Wednesday, September 14, 2011

Stumbling

Today's passage:  I Corinthians 1:21-31
     Three boys a messy house does make.  I have an almost two year old who will drag out nearly everything he can reach, and a four year old who will drag out everything his brother can't.  Needless to say, there is an endless trail of random things strewn around my house, no matter my best effort from trying to keep them off the floor.  Just when I have organized the shoes in the foyer for the five hundred and seventieth time, my littlest guy wants to try on every pair.  Almost as soon as I have mopped my kitchen floor, something gets spilled.  I feel like I am always putting out fires, and it never looks like anything is getting accomplished. When I am trying to stay on a chore schedule, getting my list of things done (which I don't do very well veering off my list, I want to check everything off of it) I walk right past many of the misplaced objects in my path.  If I am on a mission to tidy up the bathroom, I am not going to stop and pick up every toy in my way en route, or my destination will never be reached.  If I am intent on getting the folded laundry put away, I probably should move those items that are cluttering the stairs but am not willing to put the laundry basket down to do that at the moment.  Would it make sense to do it right then?  Yes.  Would it be wise?  If I want to avoid a fall, most definitely.  Then why on earth do I procrastinate?  Because I am too focused on the task I have in my mind to do.  I don't want to get sidelined with something that I did not have planned that day.  Of course, picking up should be my plan every day because it is never ending.  But because it is never ending, I would never get to anything else in my house. 

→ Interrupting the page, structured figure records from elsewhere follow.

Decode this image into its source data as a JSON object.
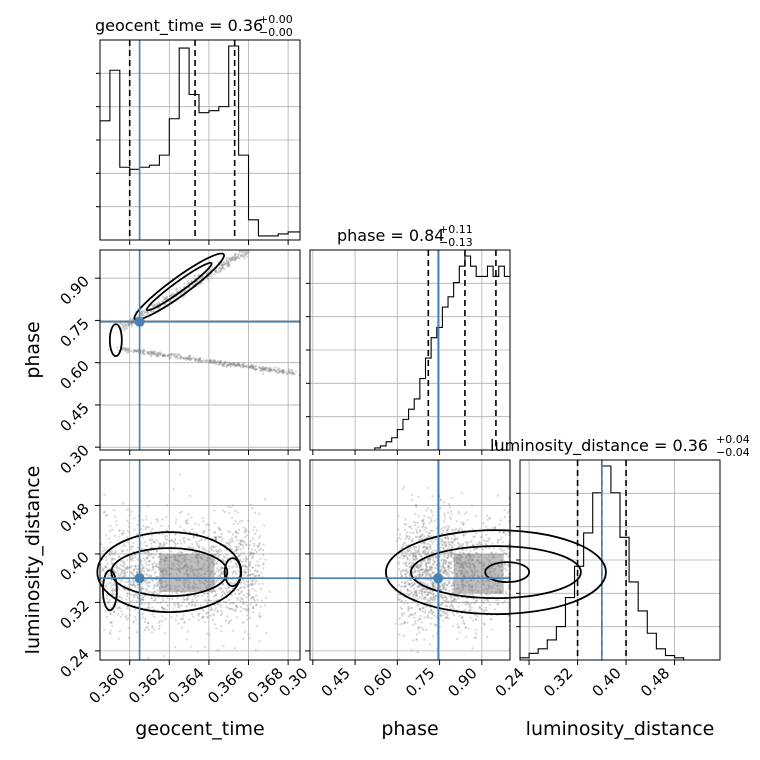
{
  "chart_data": {
    "type": "corner",
    "parameters": [
      "geocent_time",
      "phase",
      "luminosity_distance"
    ],
    "truths": {
      "geocent_time": 0.3605,
      "phase": 0.745,
      "luminosity_distance": 0.36
    },
    "titles": [
      {
        "param": "geocent_time",
        "label": "geocent_time = 0.36",
        "plus": "+0.00",
        "minus": "−0.00"
      },
      {
        "param": "phase",
        "label": "phase = 0.84",
        "plus": "+0.11",
        "minus": "−0.13"
      },
      {
        "param": "luminosity_distance",
        "label": "luminosity_distance = 0.36",
        "plus": "+0.04",
        "minus": "−0.04"
      }
    ],
    "ranges": {
      "geocent_time": [
        0.3585,
        0.3686
      ],
      "phase": [
        0.29,
        1.0
      ],
      "luminosity_distance": [
        0.225,
        0.555
      ]
    },
    "ticks": {
      "geocent_time": [
        "0.360",
        "0.362",
        "0.364",
        "0.366",
        "0.368"
      ],
      "phase": [
        "0.30",
        "0.45",
        "0.60",
        "0.75",
        "0.90"
      ],
      "luminosity_distance": [
        "0.24",
        "0.32",
        "0.40",
        "0.48"
      ]
    },
    "axis_labels": {
      "geocent_time": "geocent_time",
      "phase": "phase",
      "luminosity_distance": "luminosity_distance"
    },
    "quantiles": {
      "geocent_time": [
        0.36,
        0.3633,
        0.3653
      ],
      "phase": [
        0.71,
        0.84,
        0.95
      ],
      "luminosity_distance": [
        0.32,
        0.36,
        0.4
      ]
    },
    "histograms": {
      "geocent_time": {
        "edges": [
          0.3585,
          0.359,
          0.3595,
          0.36,
          0.3605,
          0.361,
          0.3615,
          0.362,
          0.3625,
          0.363,
          0.3635,
          0.364,
          0.3645,
          0.365,
          0.3655,
          0.366,
          0.3665,
          0.367,
          0.3675,
          0.368,
          0.3686
        ],
        "counts": [
          0.59,
          0.84,
          0.36,
          0.35,
          0.36,
          0.37,
          0.42,
          0.6,
          0.95,
          0.72,
          0.63,
          0.64,
          0.66,
          0.96,
          0.42,
          0.1,
          0.02,
          0.02,
          0.03,
          0.04
        ]
      },
      "phase": {
        "edges": [
          0.3,
          0.32,
          0.34,
          0.36,
          0.38,
          0.4,
          0.42,
          0.44,
          0.46,
          0.48,
          0.5,
          0.52,
          0.54,
          0.56,
          0.58,
          0.6,
          0.62,
          0.64,
          0.66,
          0.68,
          0.7,
          0.72,
          0.74,
          0.76,
          0.78,
          0.8,
          0.82,
          0.84,
          0.86,
          0.88,
          0.9,
          0.92,
          0.94,
          0.96,
          0.98,
          1.0
        ],
        "counts": [
          0.0,
          0.0,
          0.0,
          0.0,
          0.0,
          0.0,
          0.0,
          0.0,
          0.0,
          0.0,
          0.0,
          0.01,
          0.02,
          0.04,
          0.06,
          0.1,
          0.15,
          0.2,
          0.25,
          0.35,
          0.45,
          0.55,
          0.6,
          0.7,
          0.75,
          0.82,
          0.9,
          0.95,
          0.9,
          0.85,
          0.85,
          0.9,
          0.85,
          0.9,
          0.85
        ]
      },
      "luminosity_distance": {
        "edges": [
          0.225,
          0.24,
          0.255,
          0.27,
          0.285,
          0.3,
          0.315,
          0.33,
          0.345,
          0.36,
          0.375,
          0.39,
          0.405,
          0.42,
          0.435,
          0.45,
          0.465,
          0.48,
          0.495,
          0.51,
          0.525,
          0.54,
          0.555
        ],
        "counts": [
          0.01,
          0.03,
          0.05,
          0.09,
          0.15,
          0.28,
          0.42,
          0.57,
          0.75,
          0.87,
          0.75,
          0.55,
          0.35,
          0.22,
          0.12,
          0.05,
          0.02,
          0.01,
          0.0,
          0.0,
          0.0,
          0.0
        ]
      }
    }
  }
}
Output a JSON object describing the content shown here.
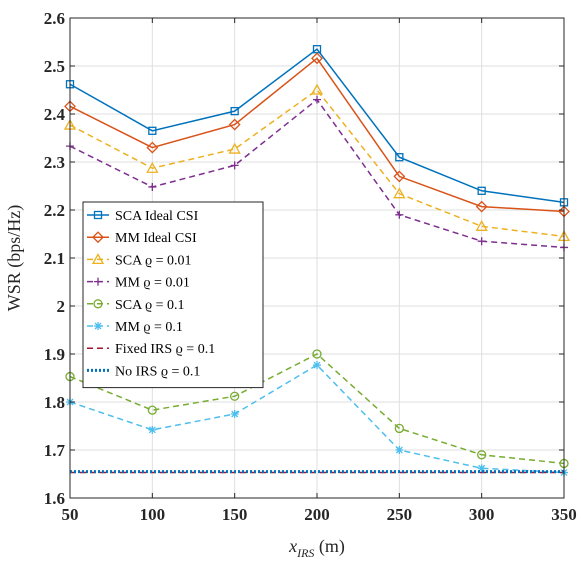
{
  "chart_data": {
    "type": "line",
    "title": "",
    "xlabel_main": "x",
    "xlabel_sub": "IRS",
    "xlabel_unit": " (m)",
    "ylabel": "WSR (bps/Hz)",
    "x": [
      50,
      100,
      150,
      200,
      250,
      300,
      350
    ],
    "xlim": [
      50,
      350
    ],
    "ylim": [
      1.6,
      2.6
    ],
    "xticks": [
      "50",
      "100",
      "150",
      "200",
      "250",
      "300",
      "350"
    ],
    "yticks": [
      "1.6",
      "1.7",
      "1.8",
      "1.9",
      "2",
      "2.1",
      "2.2",
      "2.3",
      "2.4",
      "2.5",
      "2.6"
    ],
    "grid": true,
    "legend_position": "center-left",
    "series": [
      {
        "name": "SCA Ideal CSI",
        "color": "#0072BD",
        "dash": "solid",
        "marker": "square",
        "values": [
          2.462,
          2.365,
          2.406,
          2.535,
          2.31,
          2.24,
          2.216
        ]
      },
      {
        "name": "MM Ideal CSI",
        "color": "#D95319",
        "dash": "solid",
        "marker": "diamond",
        "values": [
          2.416,
          2.33,
          2.378,
          2.516,
          2.27,
          2.207,
          2.197
        ]
      },
      {
        "name": "SCA ϱ = 0.01",
        "color": "#EDB120",
        "dash": "dashed",
        "marker": "triangle",
        "values": [
          2.377,
          2.287,
          2.327,
          2.45,
          2.234,
          2.166,
          2.145
        ]
      },
      {
        "name": "MM ϱ = 0.01",
        "color": "#7E2F8E",
        "dash": "dashed",
        "marker": "plus",
        "values": [
          2.333,
          2.248,
          2.293,
          2.43,
          2.19,
          2.135,
          2.122
        ]
      },
      {
        "name": "SCA ϱ = 0.1",
        "color": "#77AC30",
        "dash": "dashed",
        "marker": "circle",
        "values": [
          1.853,
          1.783,
          1.812,
          1.9,
          1.745,
          1.69,
          1.672
        ]
      },
      {
        "name": "MM ϱ = 0.1",
        "color": "#4DBEEE",
        "dash": "dashed",
        "marker": "asterisk",
        "values": [
          1.8,
          1.742,
          1.775,
          1.877,
          1.7,
          1.662,
          1.653
        ]
      },
      {
        "name": "Fixed IRS ϱ = 0.1",
        "color": "#A2142F",
        "dash": "dashed",
        "marker": "none",
        "values": [
          1.653,
          1.653,
          1.653,
          1.653,
          1.653,
          1.653,
          1.653
        ]
      },
      {
        "name": "No IRS ϱ = 0.1",
        "color": "#0072BD",
        "dash": "dotted",
        "marker": "none",
        "values": [
          1.655,
          1.655,
          1.655,
          1.655,
          1.655,
          1.655,
          1.655
        ]
      }
    ]
  }
}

     "But we preach Christ crucified, unto the Jews a stumblingblock, and unto the Greeks foolishness;"
     The unbelieving Jews could not accept the cross.  It was right in their line of vision, but they had to shield their eyes from what they did not want to see.  This crucifixion that Christ went through was not on their checklist for the Messiah.  It was not in agreement with what they believed.  They would purposely have to walk around it because it was in their path.  All of their rituals, sacrifices, cleansings, pointed right to it, but they were too focused on what they wanted to believe to accept that this was something necessary for them.  If they would actually take a good look at the cross, they would understand that it fell in line with everything they believed.  But they didn't want to look.  They couldn't move it out of the way, so that meant ignoring it. 
     I've learned to ignore the lost and found items in my house.  It would be better and safer if I would just bend over and pick them up.  I'm too determined to stick to my little checklist.  Often, I'm too weary and overcome with everything else that I have to do.  And really, it is not the picking up, it is the putting away.  Every item has a different home, which means trips all over my house.  That gets time-consuming.  Maybe that is what bothered the Jews the most.  If they paid attention to the cross, they would have to fit it in somewhere.  They would have to incorporate it somehow into what they believed, and that might take some major reworking.  They weren't willing to do that kind of work.  They didn't want to give the cross a home.  Their biggest mistake is thinking that they would have to make the crucifixion work for them.  The crucifixion was the work.  They needed to discard their other thoughts and only grab onto that. 
    My house would look a lot neater if I made sure everything was in its place.  It might mean the floor didn't get mopped today.  It might mean the refrigerator didn't get cleaned out.  It might mean the bookshelves didn't get dusted, again.  But that is probably less noticeable than a room littered with misfit items.  I would do better to toss my checklist and just do the things that are immediately necessary.